The business of the night would end in the corner of a certain field, where a large stone already concealed a hole prepared. The “goods” would be afterwards removed as circumstance and caution decided.
Meanwhile, Jem Binny would have done a further mile and a half to his lodgings in the White Lyon, where, having ascended via the window to his virtuous couch, he would contemplate affectionately a certain wax phonograph record within the machine that stood beside his bed.
It may be wondered wherein lay the “halibi,” and I would reply: “In that same record,” which was entirely a notion of the sagacious Binny; for the record gave a very fair reproduction of Binny’s cough, which had earned for him at the White Lyon much sympathy, and the name of “that young fellow with the cough.”
Now, normally—that is, when engaged upon his
nocturnal trade—Binny was not given to coughing. He would have considered it unprofessional, as being something of a physical trait inclined to hamper him in climbing to the proudest heights of his career. In fact, he never coughed except at the White Lyon, or when in the company of the villagers.
Yet this wise conserving of his vocal efforts was his own secret, and, had you ventured to suggest the truth to any of the customers of the White Lyon, you would have been disappointed in its reception.
They had all heard him cough. Did he not cough between drinks, or would not the point of many a somewhat racy tale be unduly delayed by the inevitable paroxysm? Finally, was not the landlady of the White Lyon often awakened in the night-time by the distressful throat of her lodger?
“Poor lad!” she would mutter sleepily; and fall again into the pit of slumber. And next morning she would ask Binny how he felt, and assure him—to his enormous gratification—that she had heard him in the night, and pitied him.
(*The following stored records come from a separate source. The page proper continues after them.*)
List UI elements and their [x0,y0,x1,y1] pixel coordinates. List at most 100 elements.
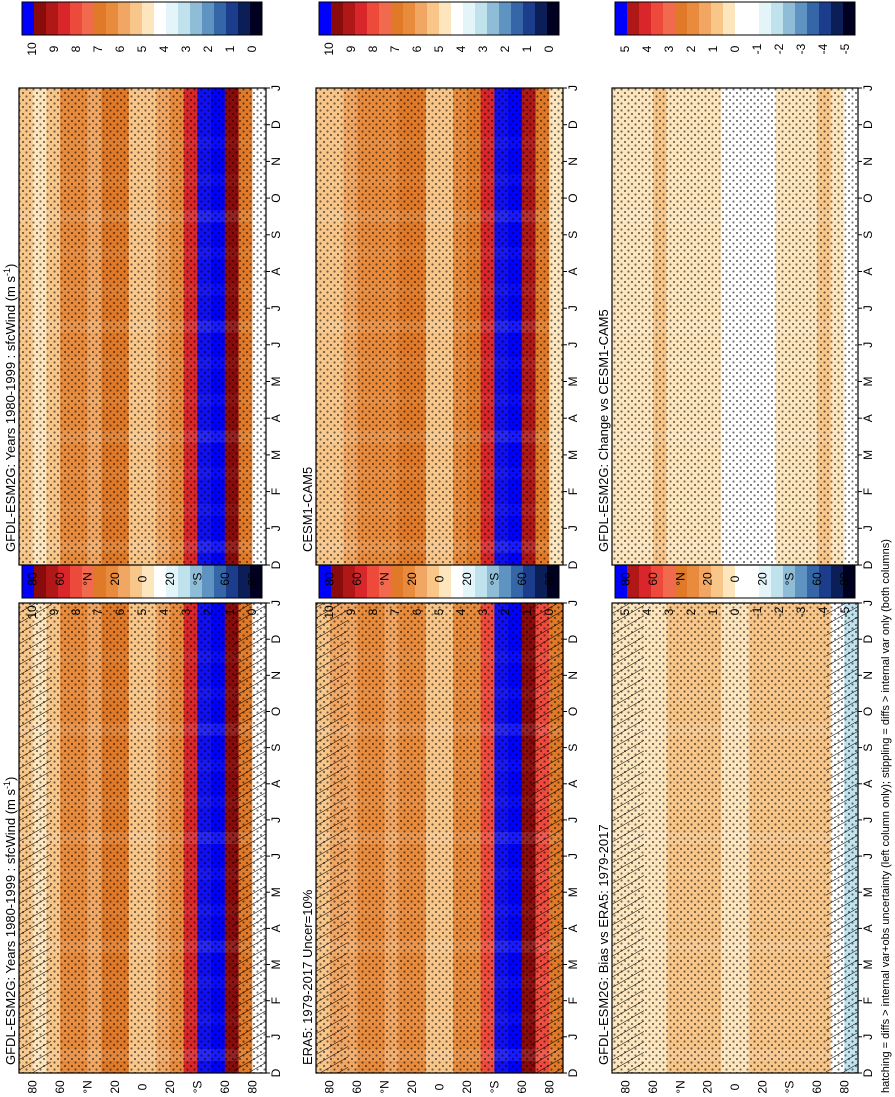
month-tick-label: J [861,853,875,859]
colorbar-tick-label: -1 [750,606,764,617]
month-tick-label: D [269,560,283,569]
panel-title-sup: -1 [2,268,12,276]
lat-tick-label: °S [783,573,797,586]
colorbar-tick-label: 0 [245,45,259,52]
colorbar-swatch [130,565,143,598]
colorbar-swatch [94,565,107,598]
month-tick-label: J [269,817,283,823]
lat-tick-label: °S [190,1081,204,1094]
month-tick-label: J [269,525,283,531]
colorbar-tick-label: 2 [201,45,215,52]
month-tick-label: D [861,635,875,644]
plot-frame [315,87,564,566]
month-tick-label: M [861,960,875,970]
month-tick-label: J [566,853,580,859]
colorbar-swatch [675,565,688,598]
colorbar-tick-label: 0 [542,45,556,52]
colorbar-swatch [807,2,820,35]
lat-tick-label: °N [673,572,687,585]
colorbar-tick-label: 3 [662,608,676,615]
panel-title-end: ) [3,264,18,268]
month-tick-label: J [861,817,875,823]
plot-frame [315,602,564,1074]
plot-frame [18,87,267,566]
colorbar-swatch [547,2,560,35]
colorbar-swatch [166,2,179,35]
colorbar-swatch [34,2,47,35]
colorbar-frame [614,1,856,36]
colorbar-tick-label: 5 [618,45,632,52]
colorbar-swatch [699,565,712,598]
colorbar-tick-label: -5 [838,606,852,617]
lat-tick-label: 80 [619,572,633,586]
colorbar-swatch [427,2,440,35]
colorbar-swatch [202,565,215,598]
month-tick-label: J [861,600,875,606]
colorbar-swatch [22,565,35,598]
colorbar-swatch [831,2,844,35]
colorbar-tick-label: 10 [322,42,336,56]
colorbar-swatch [451,565,464,598]
panel-title: ERA5: 1979-2017 Uncer=10% [300,889,315,1065]
month-tick-label: N [566,671,580,680]
month-tick-label: D [861,560,875,569]
colorbar-swatch [106,565,119,598]
colorbar-tick-label: 1 [520,608,534,615]
month-tick-label: J [861,525,875,531]
month-tick-label: J [269,1034,283,1040]
colorbar-swatch [118,2,131,35]
lat-tick-label: 80 [837,1080,851,1094]
colorbar-swatch [238,2,251,35]
lat-tick-label: 60 [646,572,660,586]
colorbar-tick-label: 1 [223,45,237,52]
month-tick-label: J [269,600,283,606]
colorbar-swatch [511,2,524,35]
colorbar-swatch [651,565,664,598]
stippling-overlay [316,603,563,1073]
month-tick-label: J [566,817,580,823]
colorbar-swatch [735,2,748,35]
lat-tick-label: 80 [837,572,851,586]
month-tick-label: M [861,377,875,387]
month-tick-label: M [566,960,580,970]
stippling-overlay [19,88,266,565]
month-tick-label: J [861,305,875,311]
colorbar-swatch [747,2,760,35]
lat-tick-label: 60 [53,572,67,586]
colorbar-tick-label: 1 [706,608,720,615]
month-tick-label: F [566,997,580,1004]
colorbar-swatch [615,2,628,35]
hatching-overlay [826,603,858,1073]
month-tick-label: O [566,193,580,202]
lat-tick-label: 80 [619,1080,633,1094]
colorbar-swatch [142,2,155,35]
colorbar-swatch [675,2,688,35]
colorbar-swatch [214,565,227,598]
month-tick-label: A [566,780,580,788]
colorbar-swatch [819,565,832,598]
lat-tick-label: 60 [218,1080,232,1094]
colorbar-swatch [319,565,332,598]
colorbar-swatch [355,2,368,35]
colorbar-swatch [511,565,524,598]
colorbar-tick-label: 6 [113,45,127,52]
colorbar-swatch [331,565,344,598]
colorbar-swatch [771,2,784,35]
colorbar-swatch [723,565,736,598]
colorbar-tick-label: 8 [69,45,83,52]
lat-tick-label: 80 [26,572,40,586]
colorbar-swatch [214,2,227,35]
colorbar-tick-label: 2 [201,608,215,615]
lat-tick-label: 60 [350,1080,364,1094]
hatching-overlay [530,603,563,1073]
month-tick-label: N [269,671,283,680]
lat-tick-label: 60 [350,572,364,586]
colorbar-swatch [379,565,392,598]
month-tick-label: A [269,267,283,275]
month-tick-label: F [269,997,283,1004]
panel-title: GFDL-ESM2G: Years 1980-1999 : sfcWind (m… [2,777,18,1065]
colorbar-swatch [250,565,263,598]
colorbar-swatch [106,2,119,35]
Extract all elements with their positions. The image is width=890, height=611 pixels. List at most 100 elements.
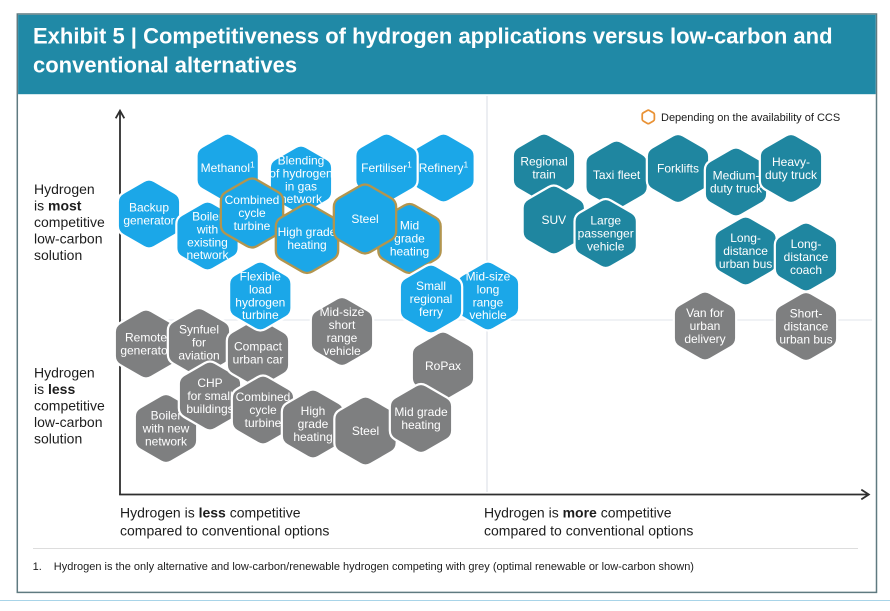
svg-text:conventional alternatives: conventional alternatives: [33, 53, 297, 78]
svg-text:Hydrogen: Hydrogen: [34, 364, 95, 380]
svg-text:Hydrogen is the only alternati: Hydrogen is the only alternative and low…: [54, 561, 694, 573]
svg-text:competitive: competitive: [34, 398, 105, 414]
svg-text:Steel: Steel: [352, 424, 379, 438]
svg-text:long: long: [477, 282, 500, 296]
svg-text:CHP: CHP: [197, 376, 222, 390]
svg-text:compared to conventional optio: compared to conventional options: [120, 523, 329, 539]
svg-text:delivery: delivery: [684, 332, 725, 346]
svg-text:Boiler: Boiler: [151, 409, 182, 423]
svg-text:vehicle: vehicle: [323, 344, 361, 358]
svg-text:distance: distance: [784, 250, 829, 264]
svg-text:network: network: [186, 248, 229, 262]
svg-text:grade: grade: [298, 417, 329, 431]
svg-text:cycle: cycle: [238, 206, 266, 220]
svg-text:passenger: passenger: [578, 226, 634, 240]
svg-text:Large: Large: [590, 214, 621, 228]
svg-text:Mid-size: Mid-size: [466, 270, 511, 284]
svg-text:turbine: turbine: [242, 308, 279, 322]
svg-text:Flexible: Flexible: [240, 270, 282, 284]
svg-text:grade: grade: [394, 231, 425, 245]
svg-text:Fertiliser1: Fertiliser1: [361, 159, 412, 175]
svg-text:regional: regional: [410, 292, 453, 306]
svg-text:coach: coach: [790, 263, 822, 277]
svg-text:High grade: High grade: [278, 225, 337, 239]
svg-text:Backup: Backup: [129, 201, 169, 215]
svg-text:Mid-size: Mid-size: [320, 305, 365, 319]
svg-text:turbine: turbine: [245, 416, 282, 430]
svg-text:ferry: ferry: [419, 305, 443, 319]
svg-text:Blending: Blending: [278, 154, 325, 168]
svg-text:Boiler: Boiler: [192, 210, 223, 224]
svg-text:short: short: [329, 318, 356, 332]
svg-text:heating: heating: [390, 244, 429, 258]
svg-text:cycle: cycle: [249, 403, 277, 417]
svg-text:High: High: [301, 404, 326, 418]
svg-text:is most: is most: [34, 197, 82, 213]
svg-text:load: load: [249, 282, 272, 296]
svg-text:Hydrogen is more competitive: Hydrogen is more competitive: [484, 505, 672, 521]
svg-text:duty truck: duty truck: [765, 168, 818, 182]
svg-text:network: network: [280, 192, 323, 206]
svg-text:heating: heating: [293, 430, 332, 444]
svg-text:in gas: in gas: [285, 179, 317, 193]
svg-text:hydrogen: hydrogen: [235, 295, 285, 309]
svg-text:Compact: Compact: [234, 339, 283, 353]
svg-text:for small: for small: [187, 389, 232, 403]
svg-text:competitive: competitive: [34, 214, 105, 230]
svg-text:Long-: Long-: [791, 237, 822, 251]
svg-text:is less: is less: [34, 381, 75, 397]
svg-text:Forklifts: Forklifts: [657, 161, 699, 175]
svg-text:Mid: Mid: [400, 219, 419, 233]
svg-text:urban bus: urban bus: [719, 257, 772, 271]
svg-text:Hydrogen is less competitive: Hydrogen is less competitive: [120, 505, 301, 521]
svg-text:Long-: Long-: [730, 231, 761, 245]
svg-text:SUV: SUV: [541, 213, 566, 227]
svg-text:urban bus: urban bus: [779, 332, 832, 346]
svg-text:turbine: turbine: [234, 219, 271, 233]
svg-text:Small: Small: [416, 279, 446, 293]
svg-text:buildings: buildings: [186, 402, 233, 416]
svg-text:urban car: urban car: [233, 352, 284, 366]
svg-text:Synfuel: Synfuel: [179, 323, 219, 337]
svg-text:Combined: Combined: [236, 390, 291, 404]
svg-text:low-carbon: low-carbon: [34, 414, 102, 430]
svg-text:distance: distance: [723, 244, 768, 258]
svg-text:Methanol1: Methanol1: [201, 159, 255, 175]
svg-text:vehicle: vehicle: [587, 239, 625, 253]
svg-text:heating: heating: [401, 418, 440, 432]
svg-text:low-carbon: low-carbon: [34, 231, 102, 247]
svg-text:compared to conventional optio: compared to conventional options: [484, 523, 693, 539]
svg-text:Combined: Combined: [225, 193, 280, 207]
svg-text:Medium-: Medium-: [713, 169, 760, 183]
svg-text:Taxi fleet: Taxi fleet: [593, 168, 641, 182]
svg-text:heating: heating: [287, 238, 326, 252]
svg-text:Depending on the availability: Depending on the availability of CCS: [661, 112, 840, 124]
svg-text:duty truck: duty truck: [710, 181, 763, 195]
svg-text:solution: solution: [34, 247, 82, 263]
svg-text:Mid grade: Mid grade: [394, 405, 448, 419]
svg-text:train: train: [532, 167, 555, 181]
svg-text:range: range: [473, 295, 504, 309]
svg-text:Hydrogen: Hydrogen: [34, 181, 95, 197]
svg-text:Steel: Steel: [351, 212, 378, 226]
svg-text:network: network: [145, 434, 188, 448]
svg-text:1.: 1.: [33, 561, 42, 573]
svg-text:Exhibit 5 | Competitiveness of: Exhibit 5 | Competitiveness of hydrogen …: [33, 24, 833, 49]
svg-text:Regional: Regional: [520, 155, 567, 169]
svg-text:generator: generator: [123, 213, 174, 227]
svg-text:of hydrogen: of hydrogen: [269, 167, 332, 181]
svg-text:aviation: aviation: [178, 348, 219, 362]
svg-text:range: range: [327, 331, 358, 345]
svg-text:RoPax: RoPax: [425, 359, 461, 373]
svg-text:solution: solution: [34, 431, 82, 447]
svg-text:Refinery1: Refinery1: [419, 159, 469, 175]
svg-text:Van for: Van for: [686, 306, 724, 320]
svg-text:vehicle: vehicle: [469, 308, 507, 322]
svg-text:Remote: Remote: [125, 330, 167, 344]
svg-text:urban: urban: [690, 319, 721, 333]
svg-text:Short-: Short-: [790, 307, 823, 321]
svg-text:with: with: [196, 223, 218, 237]
svg-text:distance: distance: [784, 319, 829, 333]
svg-text:generator: generator: [120, 343, 171, 357]
svg-text:with new: with new: [142, 421, 190, 435]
I have said that the news proved gratifying to Binny. You will the better understand this when I tell you that Jem Binny refused to lie awake and cough in the night, even to have the pleasure of disturbing the rest of the landlady. He invariably slept, or just as invariably opened his bedroom window and slipped out into the darkness.
Yet, all through his absences, or his sleep, there would come at pleasingly regular intervals, the well-known “A-haa! A-haa! A-haa!” which told all the world—in the shape of his wakeful landlady—of his whereabouts.
This was, as will be now understood, a convenient kind of thing to occur in the case of a man who designed to earn for himself the reputation of extreme regularity of habit, and an “early-to-bed-fear-the-night-air-y’-know” kind of disposition. He could take his night walks and investigations in peace, assured that he had left his cough behind him to signify his innocence. For it was clear that if a man lay coughing in his bedroom he could not be confounded with some unknown law-breaker who may have had a penchant for safe-testing in other peoples’ houses.